Un père de famille camerounais tué à Sibang-Fromager
Un cambriolage a viré au drame dans la nuit de mardi à mercredi dans ce quartier du 6ᵉ arrondissement de Libreville.
Un ressortissant camerounais, père de famille installé à Libreville, a perdu la vie dans la nuit du mardi 14 au mercredi 15 juillet 2026 lors d'un cambriolage survenu à Sibang-Fromager. Un drame qui relance, une fois encore, la question de la sécurité dans les quartiers résidentiels de la capitale gabonaise.

Un drame nocturne dans le 6ᵉ arrondissement
C'est un quartier connu pour son calme apparent qui a été le théâtre d'un fait divers tragique. Sibang-Fromager, situé dans le 6ᵉ arrondissement de Libreville, a vu, dans la nuit de mardi à mercredi, un cambriolage tourner au meurtre. La victime, un ressortissant camerounais décrit comme père de famille, a été tuée au cours de cette intrusion.
À ce stade, les circonstances exactes du drame — nombre d'assaillants, mode opératoire, éventuel butin emporté — restent à préciser. Les premiers éléments recueillis évoquent un cambriolage qui a dérapé, sans que l'on sache encore si la victime s'est trouvée sur le chemin des auteurs ou si elle a tenté de s'opposer à eux.
Une communauté sous le choc
Pour la communauté camerounaise établie à Libreville, forte et bien implantée dans plusieurs quartiers de la capitale, ce nouveau drame ravive une inquiétude déjà présente.
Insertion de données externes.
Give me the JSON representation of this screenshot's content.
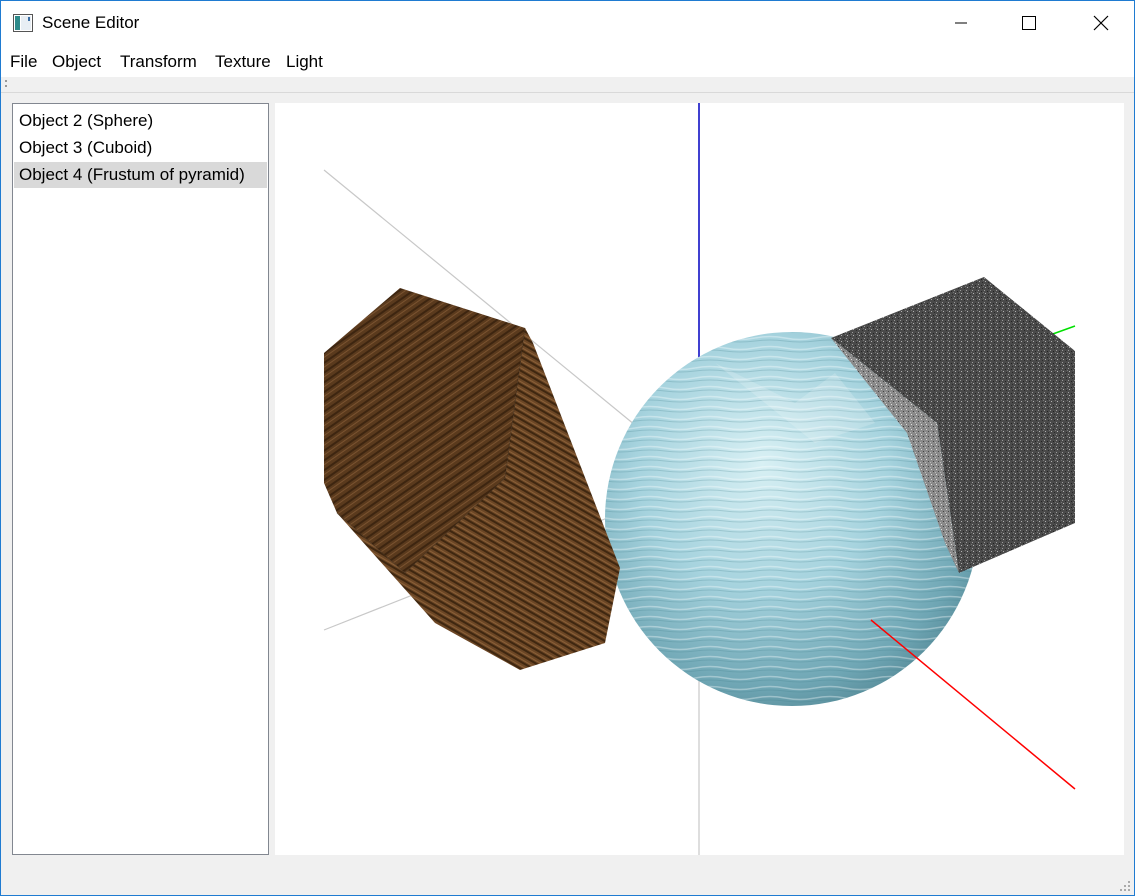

Les ressortissants étrangers, souvent commerçants ou chefs de famille installés depuis plusieurs années au Gabon, se sentent parfois en première ligne face aux cambriolages nocturnes, qui touchent indifféremment les quartiers populaires et les zones résidentielles plus calmes.
À Sibang-Fromager comme ailleurs à Libreville, le sentiment d'insécurité nourrit un débat récurrent sur la présence policière nocturne et l'éclairage public, deux leviers souvent cités par les riverains comme des freins concrets à la petite délinquance.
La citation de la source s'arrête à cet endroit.